‘Inform public of steps taken to curb violence’

PETALING JAYA: Parents want more transparency in the way bullying cases are handled.

They are urging the Education Ministry to make public its reporting system on cases involving bullying and to provide measures that would eradicate such behaviour in schools.

Parent Action Group for Education chairman Datin Noor Azimah Abdul Rahim said the ministry’s reporting system should be in the form of an actual hotline number or via an online platform; both must be published widely.

“This direct reporting system is a good move. But the success of this system will only be as good as its outcome.

“The public should be informed of the action and steps that will be taken to curb repeats of such acts.

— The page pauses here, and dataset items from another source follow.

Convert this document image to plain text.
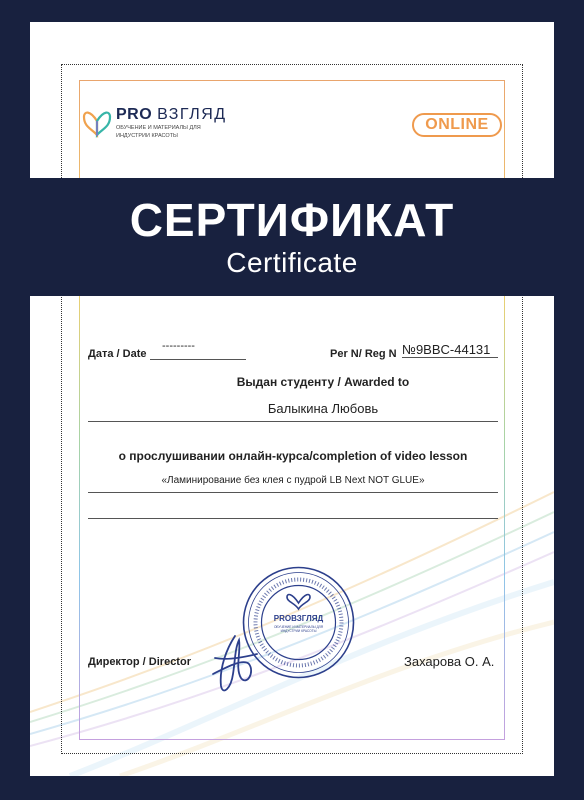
PRO ВЗГЛЯД
ОБУЧЕНИЕ И МАТЕРИАЛЫ ДЛЯ
ИНДУСТРИИ КРАСОТЫ
ONLINE
Дата / Date
---------
Per N/ Reg N №9BBC-44131
Выдан студенту / Awarded to
Балыкина Любовь
о прослушивании онлайн-курса/completion of video lesson
«Ламинирование без клея с пудрой LB Next NOT GLUE»
Директор / Director	Захарова О. А.
СЕРТИФИКАТ
Certificate
PROВЗГЛЯД
ОБУЧЕНИЕ И МАТЕРИАЛЫ ДЛЯ
ИНДУСТРИИ КРАСОТЫ
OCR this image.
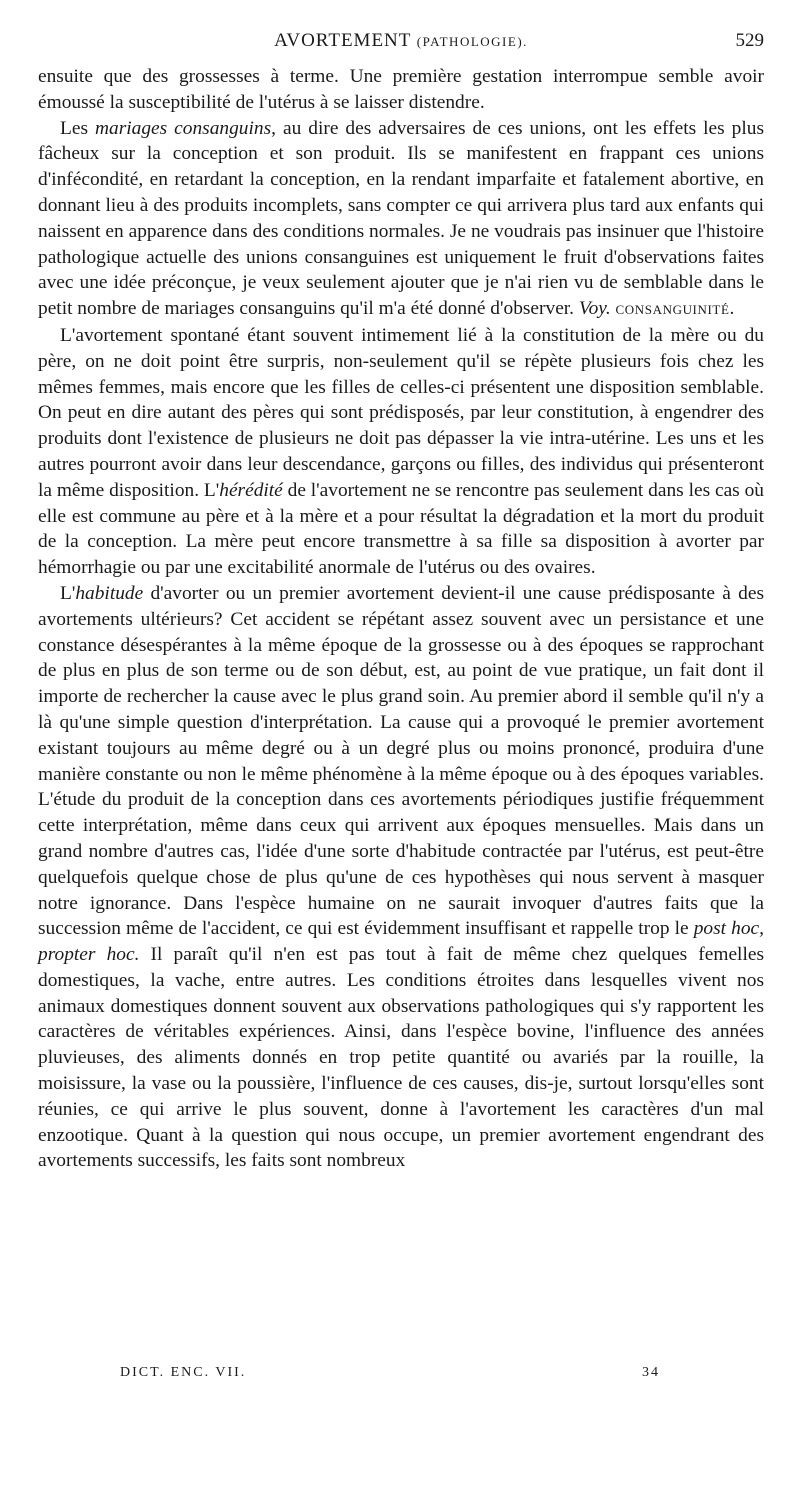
AVORTEMENT (PATHOLOGIE).	529

ensuite que des grossesses à terme. Une première gestation interrompue semble avoir émoussé la susceptibilité de l'utérus à se laisser distendre.

Les mariages consanguins, au dire des adversaires de ces unions, ont les effets les plus fâcheux sur la conception et son produit. Ils se manifestent en frappant ces unions d'infécondité, en retardant la conception, en la rendant imparfaite et fatalement abortive, en donnant lieu à des produits incomplets, sans compter ce qui arrivera plus tard aux enfants qui naissent en apparence dans des conditions normales. Je ne voudrais pas insinuer que l'histoire pathologique actuelle des unions consanguines est uniquement le fruit d'observations faites avec une idée préconçue, je veux seulement ajouter que je n'ai rien vu de semblable dans le petit nombre de mariages consanguins qu'il m'a été donné d'observer. Voy. CONSANGUINITÉ.

L'avortement spontané étant souvent intimement lié à la constitution de la mère ou du père, on ne doit point être surpris, non-seulement qu'il se répète plusieurs fois chez les mêmes femmes, mais encore que les filles de celles-ci présentent une disposition semblable. On peut en dire autant des pères qui sont prédisposés, par leur constitution, à engendrer des produits dont l'existence de plusieurs ne doit pas dépasser la vie intra-utérine. Les uns et les autres pourront avoir dans leur descendance, garçons ou filles, des individus qui présenteront la même disposition. L'hérédité de l'avortement ne se rencontre pas seulement dans les cas où elle est commune au père et à la mère et a pour résultat la dégradation et la mort du produit de la conception. La mère peut encore transmettre à sa fille sa disposition à avorter par hémorrhagie ou par une excitabilité anormale de l'utérus ou des ovaires.

L'habitude d'avorter ou un premier avortement devient-il une cause prédisposante à des avortements ultérieurs? Cet accident se répétant assez souvent avec un persistance et une constance désespérantes à la même époque de la grossesse ou à des époques se rapprochant de plus en plus de son terme ou de son début, est, au point de vue pratique, un fait dont il importe de rechercher la cause avec le plus grand soin. Au premier abord il semble qu'il n'y a là qu'une simple question d'interprétation. La cause qui a provoqué le premier avortement existant toujours au même degré ou à un degré plus ou moins prononcé, produira d'une manière constante ou non le même phénomène à la même époque ou à des époques variables. L'étude du produit de la conception dans ces avortements périodiques justifie fréquemment cette interprétation, même dans ceux qui arrivent aux époques mensuelles. Mais dans un grand nombre d'autres cas, l'idée d'une sorte d'habitude contractée par l'utérus, est peut-être quelquefois quelque chose de plus qu'une de ces hypothèses qui nous servent à masquer notre ignorance. Dans l'espèce humaine on ne saurait invoquer d'autres faits que la succession même de l'accident, ce qui est évidemment insuffisant et rappelle trop le post hoc, propter hoc. Il paraît qu'il n'en est pas tout à fait de même chez quelques femelles domestiques, la vache, entre autres. Les conditions étroites dans lesquelles vivent nos animaux domestiques donnent souvent aux observations pathologiques qui s'y rapportent les caractères de véritables expériences. Ainsi, dans l'espèce bovine, l'influence des années pluvieuses, des aliments donnés en trop petite quantité ou avariés par la rouille, la moisissure, la vase ou la poussière, l'influence de ces causes, dis-je, surtout lorsqu'elles sont réunies, ce qui arrive le plus souvent, donne à l'avortement les caractères d'un mal enzootique. Quant à la question qui nous occupe, un premier avortement engendrant des avortements successifs, les faits sont nombreux

DICT. ENC. VII.	34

“If a complaint is recorded but no action is taken on the bully, then the initiative has failed,” Noor Azimah said, adding that while the system provides an alternative, she urged parents to also report the matter to the police, depending on the severity of the case.

She also said the ministry should not hesitate to enforce an exit policy if the bully is a teacher, instead of transferring the culprit to another school.

“Doing this may cause past records to get lost in transit or even forgotten altogether,” she added.

Yesterday, Education Minister Datuk Dr Radzi Jidin told the Dewan Rakyat that the ministry was in the midst of developing a reporting system to allow school members, including students and their parents, to make complaints directly to the Education Ministry.

Melaka Action Group for Parents in Education chairman Mak Chee Kin said the system might not allay parents’ fears and concerns as it does not solve the root of the problem.

Mak said parents want to know what measures would be taken instead to eliminate such behaviour.

“Can we look into ways to educate the students or upskill the teachers, wardens and management to stamp out such acts?

“Or maybe, employ full-time wardens who can move around the hostels regularly?” he said.

National Union of Teaching Profession secretary-general Wang Heng Suan said having a medium to report directly to the ministry was a good move.

“But an effective way to curb bullying is by giving teachers more power,” he said.

Currently, Wang said only a principal or headmaster has the power to cane bullies and in most cases, they would instruct either the disciplinary teacher or any other teacher to carry out the caning.

“We must be given more authority to effectively carry out our functions in schools.

“Teachers cannot even scold students to discipline them,” he said, adding that the official circular enforcing these guidelines should be reviewed by the ministry.